ASU to Join Consortium Aimed at Increasing Number, Diversity of STEM Students
ASU Now (01/26/16) Judy Keane

Arizona State University (ASU) has been selected as a Vertically Integrated Projects (VIP) member, joining a multi-university consortium to increase the number and diversity of college graduates in science, technology, engineering, and math (STEM) fields. The VIP Consortium was originally launched by the Georgia Institute of Technology more than a decade ago to provide hands-on research opportunities for undergraduates for up to three years and to help strengthen and expand faculty research portfolios. The VIP program is being funded by a grant from the Leona M. and Harry B. Helmsley Charitable Trust. "Such academic-research integration provides opportunities for undergraduate students to engage in ongoing research and development in the working labs and centers of scientists and engineers to solve real-world problems," says Carole Greenes, director of ASU's Practice, Research, and Innovation in Mathematics Education (PRIME) Center. She will co-direct ASU's VIP program with her husband, professor Robert Greenes. The ASU VIP program will be based at ASU's PRIME Center in the College of Liberal Arts and Sciences. The center seeks to expand the talents and interests of K-20 students in STEM and has formed alliances with colleges, schools, and research centers throughout ASU.

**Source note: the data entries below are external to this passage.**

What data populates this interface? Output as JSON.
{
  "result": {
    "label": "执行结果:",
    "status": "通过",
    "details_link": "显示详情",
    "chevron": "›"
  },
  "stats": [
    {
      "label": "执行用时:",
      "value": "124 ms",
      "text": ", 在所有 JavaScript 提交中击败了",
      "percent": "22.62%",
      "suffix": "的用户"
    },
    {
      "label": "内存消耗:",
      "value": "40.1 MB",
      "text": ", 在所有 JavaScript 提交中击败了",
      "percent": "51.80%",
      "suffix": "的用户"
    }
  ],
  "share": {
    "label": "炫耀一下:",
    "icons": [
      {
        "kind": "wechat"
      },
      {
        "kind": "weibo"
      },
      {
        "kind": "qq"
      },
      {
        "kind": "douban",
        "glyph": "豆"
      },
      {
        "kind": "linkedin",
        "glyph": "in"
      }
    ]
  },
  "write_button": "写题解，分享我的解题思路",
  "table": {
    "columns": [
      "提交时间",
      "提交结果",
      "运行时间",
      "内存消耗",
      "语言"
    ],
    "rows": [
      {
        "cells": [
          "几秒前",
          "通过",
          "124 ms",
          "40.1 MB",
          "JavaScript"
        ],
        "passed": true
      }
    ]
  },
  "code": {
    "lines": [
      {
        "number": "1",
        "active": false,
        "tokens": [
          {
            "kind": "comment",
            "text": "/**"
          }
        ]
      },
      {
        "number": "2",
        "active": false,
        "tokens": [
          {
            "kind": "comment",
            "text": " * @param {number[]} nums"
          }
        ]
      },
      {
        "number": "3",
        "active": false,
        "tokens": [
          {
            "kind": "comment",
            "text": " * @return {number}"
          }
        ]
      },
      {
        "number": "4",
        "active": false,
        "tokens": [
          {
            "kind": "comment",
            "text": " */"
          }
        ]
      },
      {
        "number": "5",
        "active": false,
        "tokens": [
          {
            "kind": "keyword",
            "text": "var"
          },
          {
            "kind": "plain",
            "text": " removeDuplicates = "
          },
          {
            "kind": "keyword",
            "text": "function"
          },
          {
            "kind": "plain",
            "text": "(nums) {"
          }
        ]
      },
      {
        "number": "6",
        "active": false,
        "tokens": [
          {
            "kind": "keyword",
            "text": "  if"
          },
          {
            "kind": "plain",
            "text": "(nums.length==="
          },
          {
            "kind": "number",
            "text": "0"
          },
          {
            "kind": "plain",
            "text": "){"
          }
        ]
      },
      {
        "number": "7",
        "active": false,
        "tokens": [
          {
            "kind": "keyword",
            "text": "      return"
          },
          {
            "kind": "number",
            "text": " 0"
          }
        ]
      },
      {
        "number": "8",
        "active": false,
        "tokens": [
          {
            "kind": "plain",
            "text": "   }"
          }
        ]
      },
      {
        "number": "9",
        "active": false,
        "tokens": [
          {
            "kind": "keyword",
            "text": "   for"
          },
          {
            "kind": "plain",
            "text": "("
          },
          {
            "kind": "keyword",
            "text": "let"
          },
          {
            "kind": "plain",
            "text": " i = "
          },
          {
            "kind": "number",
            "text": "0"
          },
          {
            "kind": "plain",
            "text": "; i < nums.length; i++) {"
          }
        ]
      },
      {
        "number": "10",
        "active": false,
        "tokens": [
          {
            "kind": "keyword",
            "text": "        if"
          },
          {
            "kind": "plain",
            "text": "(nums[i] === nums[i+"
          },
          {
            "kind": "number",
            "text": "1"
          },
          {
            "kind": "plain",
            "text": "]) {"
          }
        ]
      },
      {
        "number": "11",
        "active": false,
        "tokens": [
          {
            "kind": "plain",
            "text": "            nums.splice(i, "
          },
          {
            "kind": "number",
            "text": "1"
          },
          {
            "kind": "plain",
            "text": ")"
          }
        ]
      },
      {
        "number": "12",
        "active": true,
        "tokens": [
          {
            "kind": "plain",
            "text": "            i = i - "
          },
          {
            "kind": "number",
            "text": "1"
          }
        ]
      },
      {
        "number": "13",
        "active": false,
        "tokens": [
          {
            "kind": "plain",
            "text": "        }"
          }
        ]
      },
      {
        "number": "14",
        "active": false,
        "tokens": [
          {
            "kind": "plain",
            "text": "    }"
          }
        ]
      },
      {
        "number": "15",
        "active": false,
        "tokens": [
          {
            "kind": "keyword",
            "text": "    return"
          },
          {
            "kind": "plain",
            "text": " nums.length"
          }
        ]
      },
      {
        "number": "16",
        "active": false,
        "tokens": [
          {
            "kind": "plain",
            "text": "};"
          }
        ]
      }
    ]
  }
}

Believe It or Not--UI Professors Use Computer Programs to Model How Beliefs Spread in Society
The Argonaut (01/25/16) Marisa Casella

University of Idaho (UI) researchers have created four models that demonstrate how beliefs spread, with the most visual model being the agent-based model, which enables the researchers to decide how accepting of differing ideas people are. The simulation begins with people of different beliefs being represented by different colored squares below them. As the people interact, the squares progressively change as ideas are exchanged, and a bar graph demonstrates the gaps between more extreme ideas as well as the number of people who believe the same thing. The researchers found people are more accepting and influenced by people who have ideas similar to their own, while people with polar-opposite views typically disregard each other's views. The further away an individual's beliefs are from another's beliefs, the less likely they are to influence one another, says UI professor Robert Heckendorn. The researchers are interested in how individual biases may lead to population patterns of bias, such as the polarization of the political spectrum. With the use of the Internet, ideas and beliefs are easily accessible. A reasonable hypothesis would be this makes people more open-minded, but people often pick the material that agrees with their own belief system, a phenomenon known as "confirmation bias," according to UI professor Bert Baumgaertner.